Its time to keep an eye on wheat
Key points
- Wheat is one of the most highly cyclical commodities
- On a price action basis, wheat seems to be trying to form a long-term base
- In the meantime, wheat is entering one of the seasonally weakest periods of the year
Wheat is trying to form a long-term base
In the long-term charts below, we see that wheat has a long history of making significant advances followed by equally major declines. We also see that this market has been in a significant downtrend for over three years now.


The chart below zooms in on the last several years and adds a 70-day exponential moving average to filter for trend. On a subjective basis, one can argue that wheat is trying to form a base following a multi-year decline. On an objective basis, for now, price remains below the moving average - i.e., in a downtrend.

So, is it time for futures traders to start looking for a buying opportunity in wheat futures? Should non-futures traders start looking at the Tecrium Wheat ETF (ticker WEAT)?
Seasonality suggests that the answer is "No", or at the very least, "Not yet."
A key time of year for wheat
The wheat futures contract is for "Soft Red Winter" wheat, one of the most highly cyclical markets. Much of this cyclicality is due to the planting cycle, which essentially never changes. Soft red winter wheat is planted in late fall and harvested the following summer.
The chart below displays the annual seasonal trend for Chicago Board of Trade wheat futures. As you can see, this market is entering arguably its weakest time of year, from Trading Day of Year (TDY) #94 through TDY #126. For 2025, this period extends from the close on 2025-05-16 through 2025-07-02.

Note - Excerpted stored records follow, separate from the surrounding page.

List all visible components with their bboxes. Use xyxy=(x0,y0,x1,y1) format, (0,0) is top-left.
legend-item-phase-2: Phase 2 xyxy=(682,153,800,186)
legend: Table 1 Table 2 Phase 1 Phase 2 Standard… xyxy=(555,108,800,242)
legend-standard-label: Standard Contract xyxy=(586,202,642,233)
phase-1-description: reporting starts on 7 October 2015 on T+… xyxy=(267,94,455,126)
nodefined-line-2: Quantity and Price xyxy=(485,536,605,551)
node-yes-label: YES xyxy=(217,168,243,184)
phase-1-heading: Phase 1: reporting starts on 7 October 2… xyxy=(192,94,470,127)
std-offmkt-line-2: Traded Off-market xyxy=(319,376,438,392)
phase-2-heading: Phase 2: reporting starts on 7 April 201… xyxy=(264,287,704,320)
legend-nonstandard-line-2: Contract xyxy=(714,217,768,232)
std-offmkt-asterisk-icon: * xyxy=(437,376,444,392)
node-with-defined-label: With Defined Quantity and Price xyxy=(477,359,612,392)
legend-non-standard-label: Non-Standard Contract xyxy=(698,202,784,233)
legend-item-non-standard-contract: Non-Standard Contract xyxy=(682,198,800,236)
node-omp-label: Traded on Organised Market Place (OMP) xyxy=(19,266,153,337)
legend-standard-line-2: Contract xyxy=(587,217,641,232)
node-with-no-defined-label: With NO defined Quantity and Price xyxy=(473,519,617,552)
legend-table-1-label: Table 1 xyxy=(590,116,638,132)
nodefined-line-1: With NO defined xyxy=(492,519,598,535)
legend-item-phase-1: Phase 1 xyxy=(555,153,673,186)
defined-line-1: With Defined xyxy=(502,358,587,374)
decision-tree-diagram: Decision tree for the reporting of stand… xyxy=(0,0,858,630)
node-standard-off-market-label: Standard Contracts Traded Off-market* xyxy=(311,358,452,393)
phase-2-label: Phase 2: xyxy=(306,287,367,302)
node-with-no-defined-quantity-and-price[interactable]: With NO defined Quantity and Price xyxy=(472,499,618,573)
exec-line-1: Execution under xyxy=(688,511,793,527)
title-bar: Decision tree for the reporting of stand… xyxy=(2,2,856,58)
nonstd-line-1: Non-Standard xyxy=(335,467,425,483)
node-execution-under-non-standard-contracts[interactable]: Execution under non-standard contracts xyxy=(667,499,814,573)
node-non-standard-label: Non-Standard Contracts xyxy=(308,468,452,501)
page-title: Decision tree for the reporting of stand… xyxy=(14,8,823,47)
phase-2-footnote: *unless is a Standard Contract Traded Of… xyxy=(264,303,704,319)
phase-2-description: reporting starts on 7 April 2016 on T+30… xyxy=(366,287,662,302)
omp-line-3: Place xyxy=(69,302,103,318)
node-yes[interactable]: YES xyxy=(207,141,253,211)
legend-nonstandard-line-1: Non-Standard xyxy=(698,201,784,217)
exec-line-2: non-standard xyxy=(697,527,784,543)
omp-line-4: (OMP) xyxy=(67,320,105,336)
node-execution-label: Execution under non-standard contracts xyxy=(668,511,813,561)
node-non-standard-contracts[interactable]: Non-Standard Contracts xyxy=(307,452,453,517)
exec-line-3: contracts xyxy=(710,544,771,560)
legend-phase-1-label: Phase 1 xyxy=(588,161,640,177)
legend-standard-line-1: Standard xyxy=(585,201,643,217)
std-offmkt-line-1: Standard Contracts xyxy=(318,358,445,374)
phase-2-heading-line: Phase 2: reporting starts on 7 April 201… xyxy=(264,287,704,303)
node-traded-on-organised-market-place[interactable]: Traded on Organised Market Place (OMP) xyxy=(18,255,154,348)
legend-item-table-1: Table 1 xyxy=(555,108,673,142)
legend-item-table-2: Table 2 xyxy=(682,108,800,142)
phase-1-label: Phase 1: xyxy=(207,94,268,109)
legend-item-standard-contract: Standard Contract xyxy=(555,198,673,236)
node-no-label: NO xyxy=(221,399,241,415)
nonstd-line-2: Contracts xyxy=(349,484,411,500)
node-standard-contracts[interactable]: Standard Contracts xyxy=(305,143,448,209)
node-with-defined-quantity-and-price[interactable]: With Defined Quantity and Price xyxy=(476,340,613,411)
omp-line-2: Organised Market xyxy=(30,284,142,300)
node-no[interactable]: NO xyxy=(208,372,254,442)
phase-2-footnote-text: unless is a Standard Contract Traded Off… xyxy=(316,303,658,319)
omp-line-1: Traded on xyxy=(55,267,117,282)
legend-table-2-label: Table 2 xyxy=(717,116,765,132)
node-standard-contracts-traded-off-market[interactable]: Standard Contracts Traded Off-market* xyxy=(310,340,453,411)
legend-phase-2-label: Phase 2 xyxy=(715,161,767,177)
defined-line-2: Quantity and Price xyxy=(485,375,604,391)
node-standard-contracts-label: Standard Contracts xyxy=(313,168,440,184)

The chart below displays the hypothetical cumulative $ +(-) from holding a long position in wheat futures only during this period every year since 1937.

The long-term trend (upper left to lower right) is unmistakable. The caveat, of course - and as always with seasonality - is that there is no guarantee that the current year will adhere to the long-term seasonal trend.
The table below summarizes the performance of wheat futures for the TDY #94 through #126 since 1937.

The bottom line is that wheat futures have consistently fallen in three out of every four years for the last 88 years. So mid-Spring is an excellent time to look for an opportunity to play the short side of this market. The caveats include the fact that a) Wheat futures have twice rallied for than $5,000 in value during this period, b) the median decline per contract during losing years is not huge (-$950), c) this period has seen a decline in wheat during each of the last five years (due to an "Up year?") and d) there is simply no guarantee from year-to-year.
What the research tells us…
The good news is that because wheat only grows during certain times of year, it is one of the most reliably cyclical markets. The bad news is that there is a critical difference between "reliably cyclical" and "sure to follow the seasonal pattern this year." When trading based on seasonality, the best opportunities tend to play out when seasonality and price action agree, i.e., both favorable or unfavorable. Wheat futures currently fill this bill on the unfavorable side. Wheat is also extremely beaten down, so a countertrend rally is a distinct possibility. The exact entry timing for any trader looking to play the short side is up to each trader. The most crucial element is managing risk. A stop-loss order - presumably somewhere north of the 70-day EMA - is essential.